Un don de la mère de la patiente

Déborah a 36 ans et est née sans utérus à cause du syndrome de Rokitansky (MRKH). Ce problème touche une femme sur 4500 à la naissance et il avait la particularité d’être complètement incurable, jusqu’à aujourd’hui. Forcément, pour celles qui souhaitent devenir mères, il s’agit d’un vrai coup dur, car bien évidemment porter un enfant est impossible sans utérus. Fort heureusement, une solution est à présent envisageable : la greffe d’utérus qui n’avait encore jamais été pratiquée en France.

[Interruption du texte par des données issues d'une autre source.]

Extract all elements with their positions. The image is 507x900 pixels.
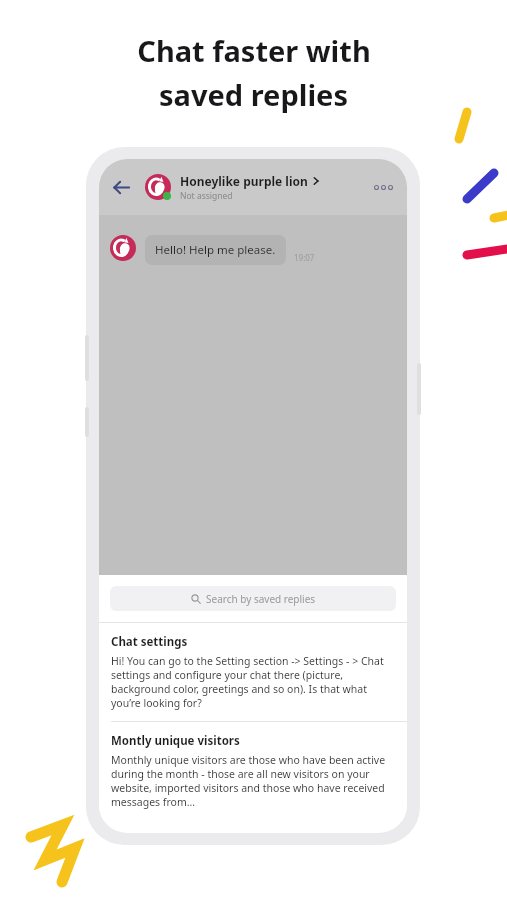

En mars 2019, Déborah est devenue la première femme en France à bénéficier d’une telle greffe dans le but d’être enceinte un jour. Il s’agit d’une greffe réalisée grâce à une donneuse vivante, en l’occurrence la mère de la patiente, alors âgée de 57 ans. Les opérations, réalisées par le professeur Jean-Marc Ayoubi, chef de service de gynécologie-obstétrique et de médecine de la reproduction de l’hôpital Foch, ont nécessité 14 heures d’intervention en tout. Le plus long a surtout été la phase de prélèvement qui doit être extrêmement précise afin de ne pas abîmer l’utérus à greffer.

À la suite de la greffe, il a fallu attendre un an avant de commencer les transferts d’embryons afin d’éviter au maximum les risques de rejet. D’ailleurs, le fait que l’utérus provienne d’une femme déjà ménopausée n’a absolument aucun impact sur l’efficacité ou non de l’opération. En effet, comme l’explique le professeur Ayoubi : « à partir du moment où l’utérus est replacé chez la receveuse qui est en pleine activité génitale, qui a un cycle hormonal normal, il va redevenir fonctionnel ».

Une première en France

En juillet 2020, le premier transfert d’embryons a donc eu lieu et a été une réussite. La grossesse, qui a duré sept mois et demi, s’est visiblement très bien passée aussi, et la petite fille est née avec un poids de 1 845 kg.

Toutefois, cette greffe d’utérus est provisoire. En effet, comme pour toutes les autres greffes, la patiente doit suivre un traitement anti-rejet adapté à la grossesse, mais qui reste tout de même contraignant et immunodépresseur. C’est la raison pour laquelle Déborah ne gardera pas cet utérus toute sa vie. Cependant, elle pourra tout de même envisager une deuxième grossesse si elle le souhaite, toujours avec cette même greffe. Là encore, un délai d’un an après la première naissance est nécessaire. En Suède, plusieurs femmes ont d’ailleurs pu avoir un deuxième enfant grâce à un utérus greffé.

Si ce type de greffe a déjà permis une vingtaine de naissances dans le monde, il s’agit d’une grande première en France. Avec une telle réussite, il se pourrait bien que cette pratique se démocratise dans l’Hexagone. Le professeur Ayoubi a déjà reçu l’autorisation l’Agence nationale de sécurité du médicament et des produits de santé (ANSM) pour mener un essai clinique sur 10 greffes avec des donneuses vivantes et apparentées, comme c’est le cas pour Déborah. D’ailleurs, l’hôpital Foch ne sera plus le seul à pratiquer cette méthode, puisque deux autres équipes vont à présent travailler sur ce type de greffe, l’une à Limoges et l’autre à Rennes.